Five months after: Love and fear
: Soon after our first child was born, 10 years ago, I promised myself that our children would never go to sleep without hearing that we loved them; it’s a small moment but it matters. Over time, this has evolved into what we now call “special words,” a nightly litany of all the people (and a deity) who love our children “all the way to the sky, as high as high, forever and ever.”
After 9.11, my son has added his own tradition. He — and now his little sister as well — will not let my wife or me leave their sight without making sure to say, “I love you.” Every morning from the garage door as I back out; every night as I close the bedroom door; sometimes even when I run out for coffee: “I love you.” And I, of course, repeat the words.
As I’ve mentioned before in this space, this small act at once fills me with joy but also sorrow, for it betrays an obvious but deep fear of what did not happen, but could have happened to me and my family five months ago today. We have never discussed the details or the what-if’s of 9.11. But we do not need to. For behind these private words is a quiet but profound recognition of what changed that day.

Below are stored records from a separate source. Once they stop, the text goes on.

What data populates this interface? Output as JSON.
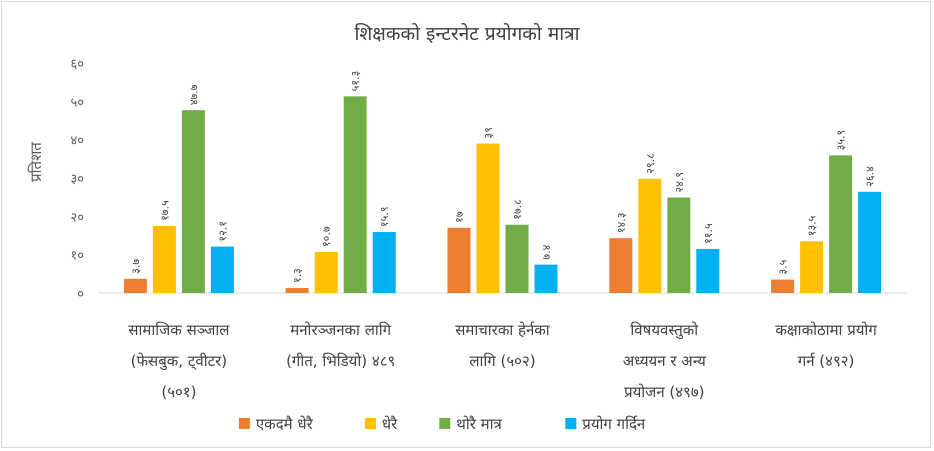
{
  "chart_data": {
    "type": "bar",
    "title": "शिक्षकको इन्टरनेट प्रयोगको मात्रा",
    "ylabel": "प्रतिशत",
    "xlabel": "",
    "ylim": [
      0,
      60
    ],
    "yticks": [
      0,
      10,
      20,
      30,
      40,
      50,
      60
    ],
    "ytick_labels": [
      "०",
      "१०",
      "२०",
      "३०",
      "४०",
      "५०",
      "६०"
    ],
    "grid": false,
    "legend_position": "bottom",
    "categories": [
      [
        "सामाजिक सञ्जाल",
        "(फेसबुक, ट्वीटर)",
        "(५०१)"
      ],
      [
        "मनोरञ्जनका लागि",
        "(गीत, भिडियो) ४८९"
      ],
      [
        "समाचारका हेर्नका",
        "लागि (५०२)"
      ],
      [
        "विषयवस्तुको",
        "अध्ययन र अन्य",
        "प्रयोजन (४९७)"
      ],
      [
        "कक्षाकोठामा प्रयोग",
        "गर्न (४९२)"
      ]
    ],
    "series": [
      {
        "name": "एकदमै धेरै",
        "color": "#ED7D31",
        "values": [
          3.7,
          1.3,
          17,
          14.3,
          3.5
        ],
        "labels": [
          "३.७",
          "१.३",
          "१७",
          "१४.३",
          "३.५"
        ]
      },
      {
        "name": "धेरै",
        "color": "#FFC000",
        "values": [
          17.5,
          10.7,
          39,
          29.8,
          13.5
        ],
        "labels": [
          "१७.५",
          "१०.७",
          "३९",
          "२९.८",
          "१३.५"
        ]
      },
      {
        "name": "थोरै मात्र",
        "color": "#70AD47",
        "values": [
          47.7,
          51.3,
          17.8,
          24.9,
          35.9
        ],
        "labels": [
          "४७.७",
          "५१.३",
          "१७.८",
          "२४.९",
          "३५.९"
        ]
      },
      {
        "name": "प्रयोग गर्दिन",
        "color": "#00B0F0",
        "values": [
          12.1,
          15.9,
          7.4,
          11.5,
          26.4
        ],
        "labels": [
          "१२.१",
          "१५.९",
          "७.४",
          "११.५",
          "२६.४"
        ]
      }
    ]
  }
}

It is a lesson for me. If today for a rare moment I try to think that life is returning to some old normal or that the changes in life since that day are not so shattering, all I have to do is leave for work or get ready for bed to be reminded that the change is, in fact, findamental — the potential for change is always with us now.
Now we must say “I love you” because the greatest fear of all is what would happen if we did not. We never expected to be attacked from the sky that day. We can’t know what to expect next. So all we can do now is hold onto each other and remind ourselves how much that matters (and how everything else, from politics to money, does not matter). That is all we can control and so we grasp for it. That very need, that sudden compulsion, is a daily reminder of the change and uncertainty and fear we live with now.
So, today, five months after, I am struck by the depth of the change in our lives even as, superficially, that change is less evident.
And I am struck by the simple, profound wisdom of a child in the face of this change and this fear: Without ever saying so, it is clear that he knows what it means and what matters and what we can do about it.